Beberapa fokus utama dari alokasi dana ini mencakup, peningkatan infrastruktur yang meliputi pembangunan dan perbaikan sarana prasarana yang mendukung aktivitas masyarakat sehari-hari, seperti jalan, jembatan, fasilitas air bersih, serta fasilitas publik lainnya.
Pemberdayaan masyarakat, dana tersebut juga bertujuan untuk mendukung program-program yang memberdayakan masyarakat, seperti pelatihan keterampilan, program kewirausahaan, serta kegiatan-kegiatan yang dapat meningkatkan kesejahteraan masyarakat di tingkat kelurahan.
Diharapkan dengan adanya alokasi dana yang lebih merata ini, kesenjangan pembangunan antara daerah akan semakin teratasi.
Langkah ini juga merupakan bagian dari upaya meningkatkan pemerataan pembangunan, yang menjadi fokus utama dalam penyusunan anggaran negara tahun 2025.
Walaupun alokasi dana untuk kelurahan ini bertujuan untuk mengurangi ketimpangan pembangunan, tantangan tetap ada.

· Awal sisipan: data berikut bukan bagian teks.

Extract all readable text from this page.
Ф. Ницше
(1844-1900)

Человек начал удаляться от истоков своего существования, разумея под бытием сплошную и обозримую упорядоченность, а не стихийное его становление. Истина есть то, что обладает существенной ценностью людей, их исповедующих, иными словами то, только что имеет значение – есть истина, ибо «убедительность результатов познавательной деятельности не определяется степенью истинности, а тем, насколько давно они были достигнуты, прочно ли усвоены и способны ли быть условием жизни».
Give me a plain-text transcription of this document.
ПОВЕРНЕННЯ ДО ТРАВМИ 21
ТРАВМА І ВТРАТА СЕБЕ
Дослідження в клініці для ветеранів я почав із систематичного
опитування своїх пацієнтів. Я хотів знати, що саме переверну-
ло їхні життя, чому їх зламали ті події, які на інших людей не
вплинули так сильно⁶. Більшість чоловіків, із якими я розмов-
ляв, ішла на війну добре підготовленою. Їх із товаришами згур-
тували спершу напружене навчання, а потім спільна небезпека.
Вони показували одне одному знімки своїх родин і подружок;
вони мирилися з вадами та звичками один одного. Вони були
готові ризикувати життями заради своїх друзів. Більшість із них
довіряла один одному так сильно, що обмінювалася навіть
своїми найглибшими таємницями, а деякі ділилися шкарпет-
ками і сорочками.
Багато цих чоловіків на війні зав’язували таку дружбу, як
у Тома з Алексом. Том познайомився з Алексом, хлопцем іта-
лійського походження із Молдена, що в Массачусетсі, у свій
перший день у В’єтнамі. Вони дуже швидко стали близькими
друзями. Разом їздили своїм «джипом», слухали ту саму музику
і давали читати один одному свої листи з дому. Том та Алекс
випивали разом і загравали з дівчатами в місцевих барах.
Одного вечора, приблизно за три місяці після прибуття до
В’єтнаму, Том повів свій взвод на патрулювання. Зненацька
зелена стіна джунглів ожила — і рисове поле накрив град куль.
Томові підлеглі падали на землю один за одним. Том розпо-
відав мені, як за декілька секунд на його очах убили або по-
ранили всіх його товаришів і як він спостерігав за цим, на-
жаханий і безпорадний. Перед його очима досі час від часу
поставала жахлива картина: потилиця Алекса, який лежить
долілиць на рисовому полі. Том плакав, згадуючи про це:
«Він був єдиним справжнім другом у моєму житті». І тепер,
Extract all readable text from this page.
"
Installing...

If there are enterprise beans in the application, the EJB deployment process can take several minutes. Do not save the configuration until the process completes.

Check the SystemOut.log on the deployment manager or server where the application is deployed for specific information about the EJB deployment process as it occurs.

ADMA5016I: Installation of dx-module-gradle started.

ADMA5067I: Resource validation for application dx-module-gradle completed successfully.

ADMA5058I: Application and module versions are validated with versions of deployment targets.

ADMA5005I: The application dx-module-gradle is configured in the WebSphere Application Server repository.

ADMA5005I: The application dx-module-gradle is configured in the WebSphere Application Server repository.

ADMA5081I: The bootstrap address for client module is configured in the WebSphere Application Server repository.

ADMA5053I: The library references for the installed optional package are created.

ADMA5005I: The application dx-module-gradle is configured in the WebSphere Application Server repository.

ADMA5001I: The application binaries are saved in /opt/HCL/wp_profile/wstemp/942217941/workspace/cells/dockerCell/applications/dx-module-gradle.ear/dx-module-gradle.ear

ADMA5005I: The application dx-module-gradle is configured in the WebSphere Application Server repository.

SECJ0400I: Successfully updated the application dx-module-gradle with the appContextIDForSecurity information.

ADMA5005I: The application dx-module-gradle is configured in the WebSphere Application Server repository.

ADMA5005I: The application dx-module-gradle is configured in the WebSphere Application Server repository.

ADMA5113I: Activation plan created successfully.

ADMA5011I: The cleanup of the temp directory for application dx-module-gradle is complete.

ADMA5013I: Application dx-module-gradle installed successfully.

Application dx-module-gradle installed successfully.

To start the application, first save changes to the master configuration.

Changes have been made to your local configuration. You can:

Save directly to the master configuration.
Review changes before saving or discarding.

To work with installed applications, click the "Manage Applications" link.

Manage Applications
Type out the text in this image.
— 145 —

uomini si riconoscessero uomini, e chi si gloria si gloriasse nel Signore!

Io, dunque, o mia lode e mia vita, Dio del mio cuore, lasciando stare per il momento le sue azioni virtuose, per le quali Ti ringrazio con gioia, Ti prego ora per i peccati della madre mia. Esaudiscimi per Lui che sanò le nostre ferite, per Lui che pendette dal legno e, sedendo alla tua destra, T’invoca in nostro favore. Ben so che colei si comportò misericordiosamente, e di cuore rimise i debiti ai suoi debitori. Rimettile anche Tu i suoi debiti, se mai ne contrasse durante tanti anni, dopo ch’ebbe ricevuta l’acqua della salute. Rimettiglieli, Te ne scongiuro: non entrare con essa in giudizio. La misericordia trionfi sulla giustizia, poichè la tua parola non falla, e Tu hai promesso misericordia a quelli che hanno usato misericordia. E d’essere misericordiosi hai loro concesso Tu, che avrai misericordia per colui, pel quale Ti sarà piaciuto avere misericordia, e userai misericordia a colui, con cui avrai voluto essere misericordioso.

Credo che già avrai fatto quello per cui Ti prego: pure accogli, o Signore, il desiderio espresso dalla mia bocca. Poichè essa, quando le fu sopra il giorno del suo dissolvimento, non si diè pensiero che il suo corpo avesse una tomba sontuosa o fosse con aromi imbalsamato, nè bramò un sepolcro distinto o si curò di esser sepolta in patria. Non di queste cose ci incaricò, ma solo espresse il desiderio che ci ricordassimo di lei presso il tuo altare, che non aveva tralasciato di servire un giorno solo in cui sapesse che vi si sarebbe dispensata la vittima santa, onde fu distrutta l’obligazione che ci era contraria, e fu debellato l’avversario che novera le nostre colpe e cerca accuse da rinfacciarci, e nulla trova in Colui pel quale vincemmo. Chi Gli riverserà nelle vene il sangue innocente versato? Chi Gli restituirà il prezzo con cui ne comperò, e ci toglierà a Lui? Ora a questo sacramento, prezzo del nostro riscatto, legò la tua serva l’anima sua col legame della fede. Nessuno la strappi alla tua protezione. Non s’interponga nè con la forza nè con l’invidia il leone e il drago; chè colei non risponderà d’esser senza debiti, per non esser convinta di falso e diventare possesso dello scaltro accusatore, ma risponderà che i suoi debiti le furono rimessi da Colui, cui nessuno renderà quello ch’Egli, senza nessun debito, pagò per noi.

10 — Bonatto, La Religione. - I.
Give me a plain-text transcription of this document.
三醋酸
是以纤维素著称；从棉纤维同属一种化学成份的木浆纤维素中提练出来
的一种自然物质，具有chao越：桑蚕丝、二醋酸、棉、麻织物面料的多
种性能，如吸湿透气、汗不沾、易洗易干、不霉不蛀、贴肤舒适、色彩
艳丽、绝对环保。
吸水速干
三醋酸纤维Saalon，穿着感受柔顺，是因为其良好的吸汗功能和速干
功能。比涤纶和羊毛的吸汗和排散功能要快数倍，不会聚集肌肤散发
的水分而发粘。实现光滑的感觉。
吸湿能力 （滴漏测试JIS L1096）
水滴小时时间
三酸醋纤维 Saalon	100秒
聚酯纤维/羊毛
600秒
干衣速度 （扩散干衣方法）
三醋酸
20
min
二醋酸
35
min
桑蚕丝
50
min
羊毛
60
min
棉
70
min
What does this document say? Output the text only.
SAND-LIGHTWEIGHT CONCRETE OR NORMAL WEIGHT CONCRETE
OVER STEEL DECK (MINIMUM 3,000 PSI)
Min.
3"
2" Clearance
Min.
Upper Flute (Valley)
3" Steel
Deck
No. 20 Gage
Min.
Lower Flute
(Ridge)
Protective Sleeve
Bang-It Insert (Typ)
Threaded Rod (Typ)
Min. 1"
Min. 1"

Salah satunya adalah memastikan bahwa dana yang diterima benar-benar digunakan untuk tujuan yang telah ditetapkan dan bermanfaat langsung bagi masyarakat.
Oleh karena itu, penting adanya transparansi dan akuntabilitas dalam pelaksanaan penggunaan dana tersebut.
Di sisi lain, meskipun sebagian besar kabupaten mendapatkan alokasi yang cukup besar, Kabupaten Mamuju Tengah yang tidak mendapatkan dana kelurahan perlu mencari cara untuk meningkatkan pembangunan dan pemberdayaan masyarakat melalui anggaran lain yang ada atau melalui kerjasama dengan sektor swasta dan lembaga lainnya.
Keputusan ini juga menjadi refleksi dari perhatian pemerintah yang semakin fokus pada pembangunan di daerah-daerah, terutama di wilayah yang sebelumnya kurang mendapat perhatian dalam hal alokasi anggaran.
Dengan adanya penyesuaian alokasi dana ini, diharapkan Indonesia dapat bergerak maju secara lebih merata dan inklusif, meningkatkan kualitas hidup seluruh lapisan masyarakat di berbagai daerah.
Keputusan Menteri Keuangan Nomor 29 Tahun 2025 yang menetapkan penyesuaian alokasi dana untuk daerah-daerah di Indonesia menunjukkan langkah signifikan dalam meningkatkan efisiensi anggaran negara dan pemerataan pembangunan.
Melalui penyaluran Dana Alokasi Umum yang Ditentukan Penggunaannya, pemerintah berusaha memastikan bahwa pembangunan sarana dan prasarana serta pemberdayaan masyarakat dapat berjalan lebih merata di seluruh Indonesia, menciptakan pondasi yang kuat untuk kemajuan bersama.